Dans l’objectif d’intégrer au plus vite une main d’œuvre dont l’industrie de guerre allemande avait urgemment besoin, le Bureau central des Affaires économiques de la SS (SS-WVHA qui à Oranienburg-Sachsenhausen) a pris la décision, en juin 1944, d’abandonner le strict principe de séparation de camps d’hommes et de camps de femmes et a décrété  que des camps, qui jusqu’ici avaient géré des hommes uniquement, se verraient désormais adjoindre des kommandos de femmes venant de Ravensbrück.  Ordre a  été également donné de créer de nouveaux kommandos extérieurs de femmes, placés sous la juridiction et la gestion de camps d’hommes (Sachsenhausen (28), Dachau (28), Neuengamme (34), Flossenbürg (32), Mauthausen (12) Buchenwald).
Voilà comment Buchenwald a régné sur 27 kommandos extérieurs de femmes créés entre le 1er septembre 1944 et le mois de février 1945.
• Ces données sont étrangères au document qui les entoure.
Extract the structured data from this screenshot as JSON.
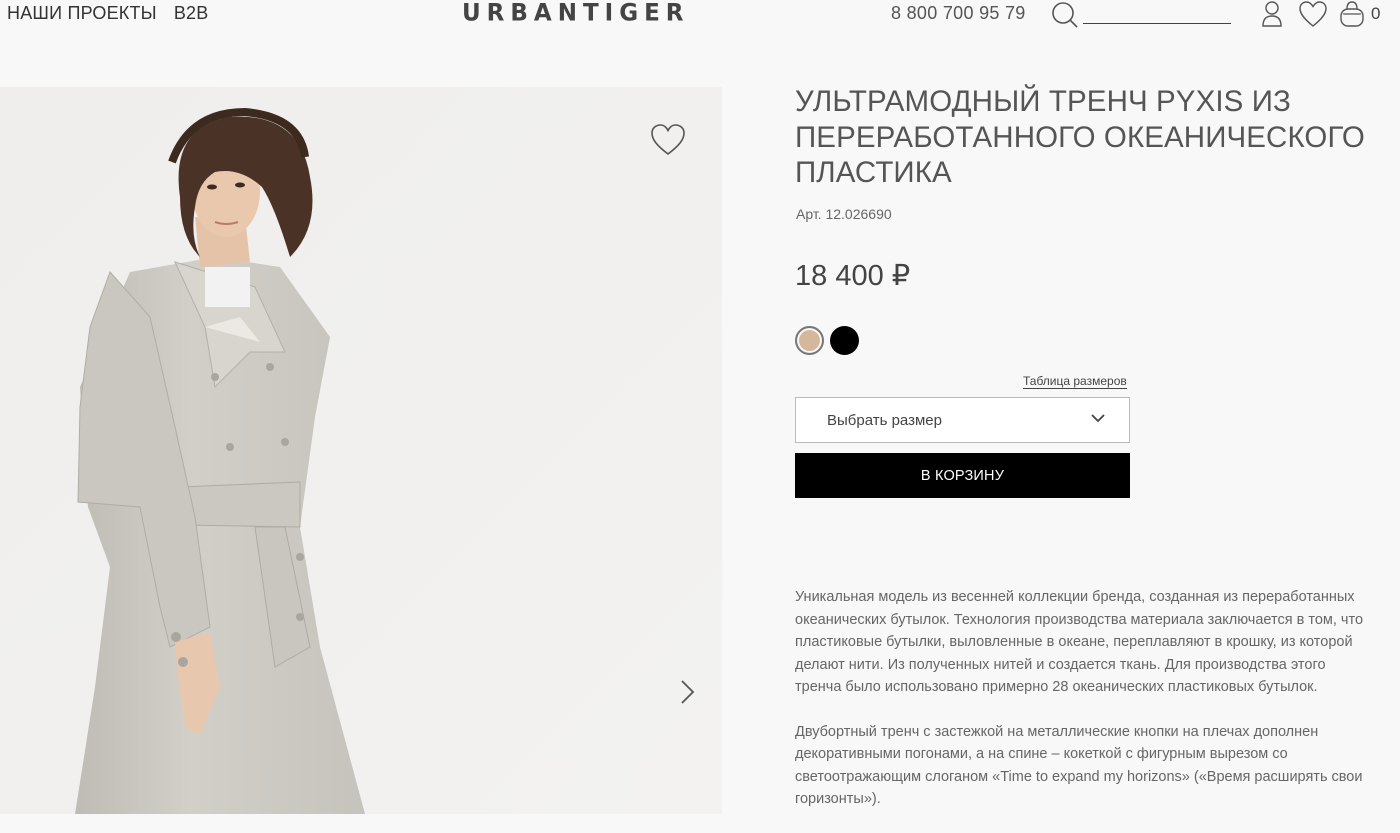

D’où venaient ces femmes détenues ?

De tous les pays d’Europe occupés par les nazis, mais en majorité de Hongrie (les Hongroises en majorité juives ont constitué le plus grand groupe : + de 10.000 femmes, suivies par les Polonaises, 9.500, puis les ressortissantes de l’Union soviétique (3.700) et les Françaises, qui furent au nombre de 1.203 femmes et jeunes filles, ayant pour la plupart d’entre elles rejoint la résistance et appartenant à différents groupements politiques.

A quelle catégorie appartenaient-elles dans les kommandos de Buchenwald ?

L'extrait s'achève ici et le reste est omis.